“The Lord is kind of merciful, the Lord is kind of merciful …” Kinda. Let’s not go overboard here! God is pretty good. Quite compassionate. Kinda kind. But …
There are disadvantages to preparing a homily in the early hours of a Sunday morning. I get migraine headaches from time to time. If you’ve ever had them you know they are nasty little beasts—headache, sickness, confusion—but the worst part for me is the aura—the series of sensory disturbances that mark a migraine’s coming. For some people it’s flashing lights, for others facial numbness, for me it’s as if the things I’m looking at aren’t quite there and not quite gone either.
Seated at my keyboard this morning, writing those words I began with, I saw my words not quite there. Just the on the edge. And I felt that rush of panic to my stomach. Migraine coming! And here is how my inner dialogue went …
“Dung! (well I used another word with four letters—you have to be careful what words you use in homilies) Dung! God why now? Don’t do this to me!”
And amid visions of calling Peter to say “You’ve got a surprise mass this morning” I went straight to the heart of my actual theology even as I was preparing to tell you the one I say is mine. “Why are you messing things up again God?!”
Well, I lay down, closed my eyes, apologised a bit, and waited, and waited … did I dare open my eyes? … is the ceiling all there? … maybe the screen is too? … whew ! false alarm!
So here I am with a different homily …
It might be a migraine at the wrong time, it might be real illness, it might be an electric bill, it might be a love being lost, it might be the smell of sick cattle being burned, it might be children hungry, cities dirty, earth quaking, age a-creeping-up, it might be any damned thing that has us silently shouting “Dung!” That part, at any rate, is good.

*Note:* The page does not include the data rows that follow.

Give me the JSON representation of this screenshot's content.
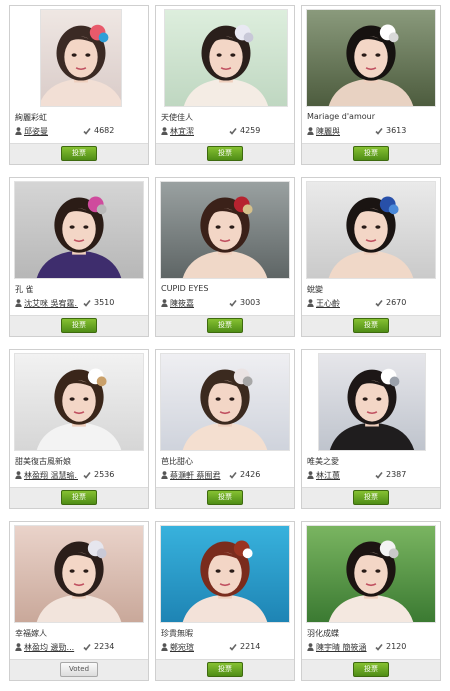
{
  "vote_label": "投票",
  "voted_label": "Voted",
  "colors": {
    "button_green": "#5a9a1c",
    "border": "#cfcfcf",
    "footer_bg": "#ececec"
  },
  "entries": [
    {
      "title": "絢麗彩虹",
      "author": "邱姿曼",
      "votes": "4682",
      "voted": false
    },
    {
      "title": "天使佳人",
      "author": "林宜潔",
      "votes": "4259",
      "voted": false
    },
    {
      "title": "Mariage d'amour",
      "author": "陳麗與",
      "votes": "3613",
      "voted": false
    },
    {
      "title": "孔 雀",
      "author": "沈艾咪 吳宥霆...",
      "votes": "3510",
      "voted": false
    },
    {
      "title": "CUPID EYES",
      "author": "陳筱嘉",
      "votes": "3003",
      "voted": false
    },
    {
      "title": "蛻變",
      "author": "王心齡",
      "votes": "2670",
      "voted": false
    },
    {
      "title": "甜美復古風新娘",
      "author": "林盈翔 温慧瑜...",
      "votes": "2536",
      "voted": false
    },
    {
      "title": "芭比甜心",
      "author": "蔡灝軒 蔡囿君",
      "votes": "2426",
      "voted": false
    },
    {
      "title": "唯美之愛",
      "author": "林江蕙",
      "votes": "2387",
      "voted": false
    },
    {
      "title": "幸福嫁人",
      "author": "林盈均 邊勁...",
      "votes": "2234",
      "voted": true
    },
    {
      "title": "珍貴無暇",
      "author": "鄭宛瑄",
      "votes": "2214",
      "voted": false
    },
    {
      "title": "羽化成蝶",
      "author": "陳宇晴 簡筱涵",
      "votes": "2120",
      "voted": false
    }
  ]
}
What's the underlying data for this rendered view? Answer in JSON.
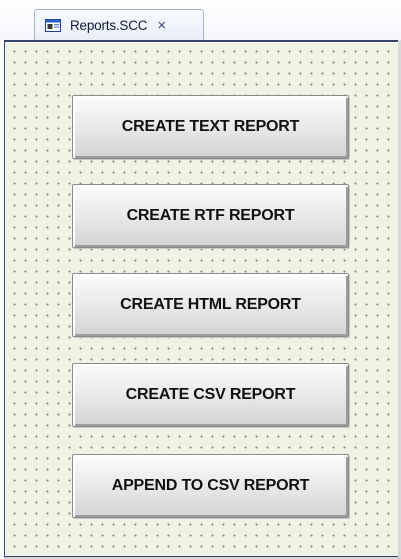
{
  "tab": {
    "title": "Reports.SCC",
    "close_glyph": "×",
    "icon": "screen-document-icon"
  },
  "buttons": [
    {
      "label": "CREATE TEXT REPORT"
    },
    {
      "label": "CREATE RTF REPORT"
    },
    {
      "label": "CREATE HTML REPORT"
    },
    {
      "label": "CREATE CSV REPORT"
    },
    {
      "label": "APPEND TO CSV REPORT"
    }
  ],
  "colors": {
    "canvas_background": "#eef3e3",
    "grid_dot": "#7f8575",
    "frame_border": "#35426e",
    "button_face": "#e6e6e6"
  }
}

All that is dung, is waste, is death and dying, and we are right to hate it, to object to it, to shout at it. But we have to have blame too! That’s what’s wrong. And we have to blame someone we don’t trust. And there are two obvious choices: Blame God—the bastard is always letting us down—or blame ourselves. We deserve it! It’s God’s will! Why doesn’t this marriage work? Why can’t I pay the bills? Why can’t I be as beautiful as the boys on TV? Why am I sick? Why must disappointment all I endeavour end? Is it my fault or is it yours Big Guy? You’re the one with all the Power. Don’t you care? What kind of God are you?
There was a guy with a fig tree, hell with a whole vineyard, but he wanted figs. And there’s the poor feller who does the digging. And the parable forces a choice on us—forces is the wrong word—slips a choice past us so we don’t even notice how naturally we make it. Where is God in the parable?
Is God the one demanding fruit, always looking over our shoulder, threatening to rip us our by the roots if we can’t produce? It’s sad how we have God typecast that way. But Jesus does it deliberately, sets us up. “Cut it down! Why should it be wasting soil?” I heartily praise those among you who didn’t even flinch a tiny bit in self-recognition—I did.
OK so you already leapt ahead of me … maybe God isn’t the owner, maybe God is the vinedresser—giving the people—giving us—a second chance, a third chance, a 607th chance, to bloom and blossom and ripen and bear fruit. Even committing himself to a season of shovelling … dung … to get the accursed tree to come to life. Holding off the hasty with all their saws and spades.
That’s not the only choice here … we never know if all that digging and dunging was a waste of time, whether that tree perked up and produced the goods, or whether it sat anxiously unable beyond the patience of men or the industry of God. The parable leaves a hole there for us to fill in. “if it makes fruit in the future … well … otherwise if not you can cut it down.” There’s a hole. You can almost hear the dot dot dot. Will it or won’t it? Of course we’re rooting for the tree. Sunk in … dung … we want it to respond to all the lavish attention and pull through. But what if it doesn’t? When will we run out of patience and pass the sentence of death? The vinedresser’s fighting for a reprieve but even he admits the “otherwise”—if this last ditch attempt fails … well then.
That vinedresser’s not much better than the owner. The owner gives us three chances, the dresser four—big deal! I need more than that! God has to be more than that! Otherwise earthquakes are acts of God. And violence is his judgement. And both God and I are to blame.
Jesus tells this story as he is making his way to Jerusalem for the last time. He has been readying his disciples for what he reckons is inevitable. They will get there, he will speak his piece, he will take his stand for a blameless and un-blaming God. And he will fail. He will be cut down, rooted up, and left to dry in the sun. He will die a fruitless death. It will all be a waste.
Or will it? That’s the hole in the story, the gap to fill in. Will Jesus’ death have been a waste or not? Yes, that’s up to God … but it’s also up to us. Will we change our minds—will we repent—about what life and death mean … or not? Will we follow him to Jerusalem?